With people near breaking point, one consumer champion and financial expert, broadcaster Martin Lewis, told the right-wing newspaper The Daily Telegraph, that he feared desperation could lead to riots on Britain's streets.

"For people towards the bottom end, there's nothing to cut back on. It is not an exaggeration to say that there are people we have to prevent freezing or starving," he said.

"We need to keep people fed. We need to keep them warm. If we get this wrong right now, then we get to the point where we start to risk civil unrest. When breadwinners cannot provide, anger brews and civil unrest brews - and I do not think we are very far off."

Fortunately, Britain has not yet seen riots, but only weeks ago thousands of people demonstrated simultaneously in cities across the UK against the rising cost of living, demanding that the complacent Tory government should do more to help with measures such as freezing bills, boosting benefits or even giving £1,000 to every household for fuel and food bills. At one of these events outside Downing Street, former Labour Party leader Jeremy Corbyn addressed the crowd, later telling the press agency PA News that the government is "out of touch" with ordinary people.

"I'm meeting people who are terrified of the next bill," he said. "I was in a food bank this morning talking to people there that don't want food that they have to cook, because they can't afford to turn the gas and electricity on to cook it. This is the 21st century and we're the fifth richest country in the world - it's simply wrong and the government must intervene."

But the man at the head of the nation's Treasury, Rishi Sunak, seems to be utterly out of touch with ordinary people. His most significant contribution toward easing people's anxieties so far has been to announce a £200 loan toward bills - which will have to be paid back.

This comes from a man who is a multi-millionaire and who has recently installed a swimming pool at a historic country mansion he owns and which will cost an estimated £13,000 to heat over a year. That, according to the Sunday People newspaper, is six-and-a-half times the average annual heating bill for an entire family home. It was recently revealed that even while chancellor Sunak held a Green Card allowing him to declare the US as his main place of residence, and his wife - said to be richer than the Queen - paid no taxes in the UK.

This is indicative of how remote Britain's leaders are from its people, and of how deeply unequal it has become, with 22 percent of the population living in poverty. Almost a third of children, 31 percent, and almost a fifth of pensioners, live in poverty, the highest in at least a decade. And while lower wage levels have stagnated, the wealthier in Britain have continued to prosper, making it the country with the highest levels of income inequality in the developed world. Last May, the Office for National Statistics reported the richest fifth of Britain's households earned 12 times what the poorest fifth made. 
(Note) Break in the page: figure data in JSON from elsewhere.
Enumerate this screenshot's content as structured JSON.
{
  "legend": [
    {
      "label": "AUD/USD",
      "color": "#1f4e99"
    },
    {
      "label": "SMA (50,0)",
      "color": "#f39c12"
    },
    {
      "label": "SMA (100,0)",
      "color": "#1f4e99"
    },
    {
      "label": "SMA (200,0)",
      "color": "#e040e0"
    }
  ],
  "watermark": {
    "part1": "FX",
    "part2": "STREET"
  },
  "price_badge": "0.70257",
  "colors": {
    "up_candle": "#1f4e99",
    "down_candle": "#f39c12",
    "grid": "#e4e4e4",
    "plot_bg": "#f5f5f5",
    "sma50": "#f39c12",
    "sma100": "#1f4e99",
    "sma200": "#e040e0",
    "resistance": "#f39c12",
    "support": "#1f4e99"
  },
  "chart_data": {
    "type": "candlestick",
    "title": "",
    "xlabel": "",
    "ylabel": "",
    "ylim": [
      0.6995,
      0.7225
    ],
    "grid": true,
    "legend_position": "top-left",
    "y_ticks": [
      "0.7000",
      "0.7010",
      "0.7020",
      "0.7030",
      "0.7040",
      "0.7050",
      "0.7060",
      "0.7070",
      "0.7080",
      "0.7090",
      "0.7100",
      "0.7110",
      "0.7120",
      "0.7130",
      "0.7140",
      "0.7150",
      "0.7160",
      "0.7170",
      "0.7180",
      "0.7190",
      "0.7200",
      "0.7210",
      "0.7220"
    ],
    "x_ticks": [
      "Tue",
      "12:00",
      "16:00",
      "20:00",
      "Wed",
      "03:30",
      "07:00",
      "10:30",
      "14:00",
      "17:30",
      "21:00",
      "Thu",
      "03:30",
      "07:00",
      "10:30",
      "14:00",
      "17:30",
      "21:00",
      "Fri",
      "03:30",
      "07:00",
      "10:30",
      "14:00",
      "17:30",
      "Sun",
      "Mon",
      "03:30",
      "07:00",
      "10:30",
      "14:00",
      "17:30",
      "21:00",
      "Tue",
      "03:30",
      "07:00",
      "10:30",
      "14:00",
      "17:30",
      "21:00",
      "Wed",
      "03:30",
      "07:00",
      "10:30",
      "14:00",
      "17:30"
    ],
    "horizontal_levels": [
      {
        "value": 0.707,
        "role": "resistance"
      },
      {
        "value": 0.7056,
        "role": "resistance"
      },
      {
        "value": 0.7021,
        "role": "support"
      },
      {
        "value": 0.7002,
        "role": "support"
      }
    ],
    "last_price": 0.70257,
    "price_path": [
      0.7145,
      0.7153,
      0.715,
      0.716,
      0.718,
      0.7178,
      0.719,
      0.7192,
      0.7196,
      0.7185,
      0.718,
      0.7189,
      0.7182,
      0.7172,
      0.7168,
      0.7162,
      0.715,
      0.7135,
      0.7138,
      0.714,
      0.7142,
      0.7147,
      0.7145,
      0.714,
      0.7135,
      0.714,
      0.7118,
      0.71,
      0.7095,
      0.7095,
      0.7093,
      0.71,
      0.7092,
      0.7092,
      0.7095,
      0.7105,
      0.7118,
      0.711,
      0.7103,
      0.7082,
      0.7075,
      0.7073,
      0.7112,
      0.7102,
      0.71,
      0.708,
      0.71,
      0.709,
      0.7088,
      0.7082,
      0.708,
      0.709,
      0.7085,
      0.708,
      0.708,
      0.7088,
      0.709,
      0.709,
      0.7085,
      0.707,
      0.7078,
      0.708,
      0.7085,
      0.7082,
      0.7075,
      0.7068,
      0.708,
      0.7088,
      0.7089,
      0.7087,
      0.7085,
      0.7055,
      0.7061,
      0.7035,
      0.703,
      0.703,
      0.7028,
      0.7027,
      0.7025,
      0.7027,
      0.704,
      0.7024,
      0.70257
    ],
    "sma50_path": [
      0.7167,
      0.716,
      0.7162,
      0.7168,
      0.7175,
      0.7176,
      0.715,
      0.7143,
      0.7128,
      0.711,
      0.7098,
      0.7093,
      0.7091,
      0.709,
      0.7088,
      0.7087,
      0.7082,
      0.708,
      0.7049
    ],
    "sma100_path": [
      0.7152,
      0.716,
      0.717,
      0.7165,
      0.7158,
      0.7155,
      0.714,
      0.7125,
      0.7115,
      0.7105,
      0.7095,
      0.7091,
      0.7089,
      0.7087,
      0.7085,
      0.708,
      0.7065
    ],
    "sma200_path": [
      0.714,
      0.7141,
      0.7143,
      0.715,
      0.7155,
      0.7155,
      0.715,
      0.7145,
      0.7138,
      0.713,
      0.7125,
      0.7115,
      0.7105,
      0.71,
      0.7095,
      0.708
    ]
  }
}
It is hard to escape the conclusion that poverty and inequality are soaring because the government simply does not care about the citizens it is supposed to care for. Britain was already a deeply unequal society following more than a decade of punitive and unnecessary Tory austerity policies, which hit the poorest the hardest. Now, the poorest cannot afford to eat. We are living through Britain's own Hunger Games, which -  like the dystopian television blockbuster - witnesses an uncaring government with little regard for the poorest in the land, where something as basic to life as food has become a symbol of inequality.